January 30, 2013 at 5:54 p.m.
At the movies

Movie review: Red Tails ***

Movie review: Red Tails ***
Movie review: Red Tails ***

By Tish Wells, McClatchy Newspapers (MCT)- | Comments: 0 | Leave a comment

Stars: Nate Parker, David Oyelowo, Cuba Gooding Jr., Terrence Howard
Director: Anthony Hemingway
Rated: PG-13
Showing: Neptune Cinema week of Friday, February 3. For more information call 292-7296.
Tickets: Buy tickets online
Runtime: 120 minutes
Action/drama

Despite stunning aerial scenes and good intentions, the George Lucas-produced Red Tails is grounded by clumsy dialogue, a meandering plot and the occasional jarring anachronism.

It's an "inspired by" tale of the Tuskegee Airmen that wanders from wildly entertaining to schoolroom instructive to one-note flatness.

It's not the fault of the cast. Cuba Gooding Jr. and Terrence Howard may be the best known, but the actors playing the fighter pilots are outstanding. Nate Parker as Captain Marty "Easy" Julian is a restrained trained pilot, while David Oyelowo plays the talented, difficult Joe "Lightning" Little.

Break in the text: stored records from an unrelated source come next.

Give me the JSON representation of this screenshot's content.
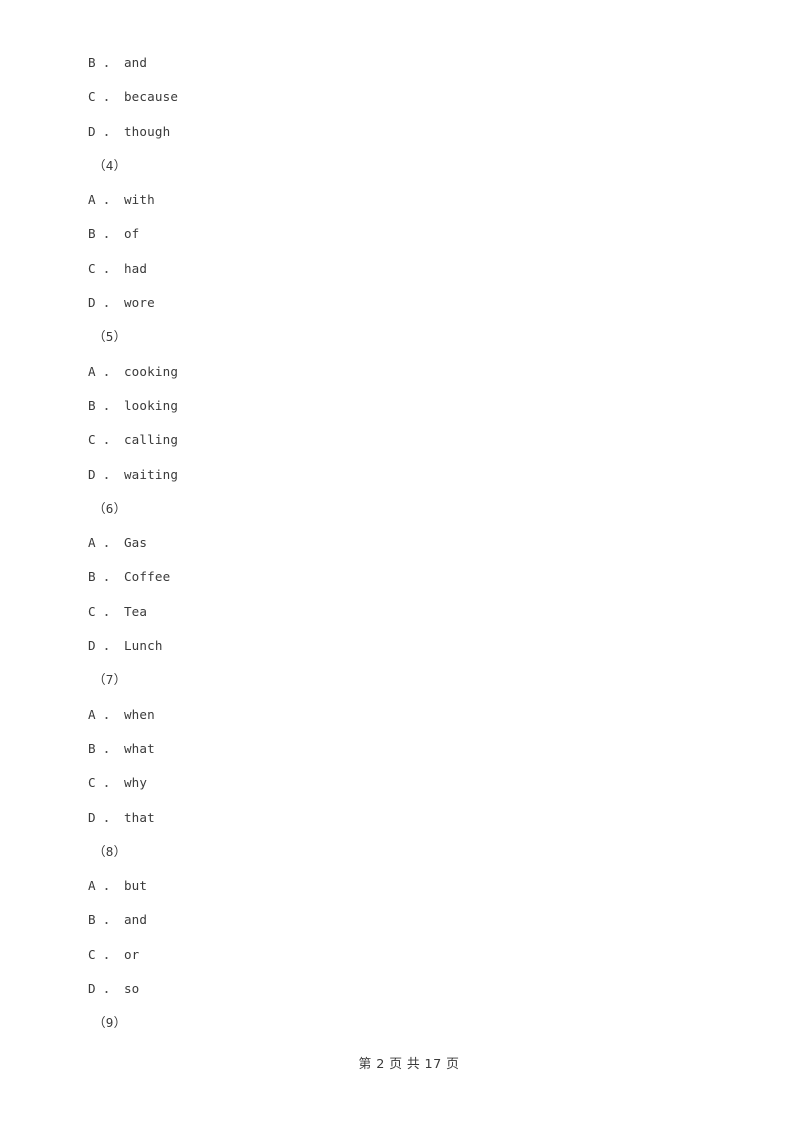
{
  "document": {
    "page_background": "#ffffff",
    "text_color": "#3a3a3a"
  },
  "body_lines": [
    {
      "kind": "option",
      "text": "B ． and"
    },
    {
      "kind": "option",
      "text": "C ． because"
    },
    {
      "kind": "option",
      "text": "D ． though"
    },
    {
      "kind": "qnum",
      "text": "（4）"
    },
    {
      "kind": "option",
      "text": "A ． with"
    },
    {
      "kind": "option",
      "text": "B ． of"
    },
    {
      "kind": "option",
      "text": "C ． had"
    },
    {
      "kind": "option",
      "text": "D ． wore"
    },
    {
      "kind": "qnum",
      "text": "（5）"
    },
    {
      "kind": "option",
      "text": "A ． cooking"
    },
    {
      "kind": "option",
      "text": "B ． looking"
    },
    {
      "kind": "option",
      "text": "C ． calling"
    },
    {
      "kind": "option",
      "text": "D ． waiting"
    },
    {
      "kind": "qnum",
      "text": "（6）"
    },
    {
      "kind": "option",
      "text": "A ． Gas"
    },
    {
      "kind": "option",
      "text": "B ． Coffee"
    },
    {
      "kind": "option",
      "text": "C ． Tea"
    },
    {
      "kind": "option",
      "text": "D ． Lunch"
    },
    {
      "kind": "qnum",
      "text": "（7）"
    },
    {
      "kind": "option",
      "text": "A ． when"
    },
    {
      "kind": "option",
      "text": "B ． what"
    },
    {
      "kind": "option",
      "text": "C ． why"
    },
    {
      "kind": "option",
      "text": "D ． that"
    },
    {
      "kind": "qnum",
      "text": "（8）"
    },
    {
      "kind": "option",
      "text": "A ． but"
    },
    {
      "kind": "option",
      "text": "B ． and"
    },
    {
      "kind": "option",
      "text": "C ． or"
    },
    {
      "kind": "option",
      "text": "D ． so"
    },
    {
      "kind": "qnum",
      "text": "（9）"
    }
  ],
  "footer": {
    "page_label": "第 2 页 共 17 页",
    "current_page": "2",
    "total_pages": "17"
  }
}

In 1941, the black airmen trained at Tuskegee Institute broke the racial barrier. The pilots and ground crew were determined to contradict a 1925 Army War College study that concluded blacks were "mentally inferior to the white man".

They proved their worth when the 332nd Fighter Group, with its red-tailed airplanes, was assigned to protect US bomber groups attacking Germany. They brought the vast majority home safely.

In one of the finer scenes in Red Tails, a group of black pilots walking past the Officers Club in Italy are called back by a white officer. Reluctantly they turn around to face what they believe will be an attack.

Instead, the officer wants to thank them - he's a bomber pilot and the Red Tails had brought him and his 10-man crew back alive. He invites them into the club, introduces them to the startled, hostile white airmen as their saviors, and all the pilots, black and white, end up drinking together.

There's a discussion between white and black pilots of the different labels that African Americans have been given. As one white pilot says, "We call you colored." A pilot shoots back, "We prefer Negro."

The love story between Little and an Italian girl whom he marries begs the question of what would happen to them after the war. Would he be able to take her home to America? Would he come back for her? The film answers the immediate question, but not the larger one.

Red Tails is hampered by the occasional use of anachronisms, like "man up," which jars the audience out of 1944. And be advised that the n-word is used in one scene.

Lucas, appearing on Jon Stewart's The Daily Show, said he wanted to make "an inspirational (movie) for teenage boys. I wanted to show that they had heroes, real American heroes, they're patriots that helped make the country what it is today."

In that, at least, he has succeeded.

Red Tails will make you want to read the history of the Tuskegee Airmen.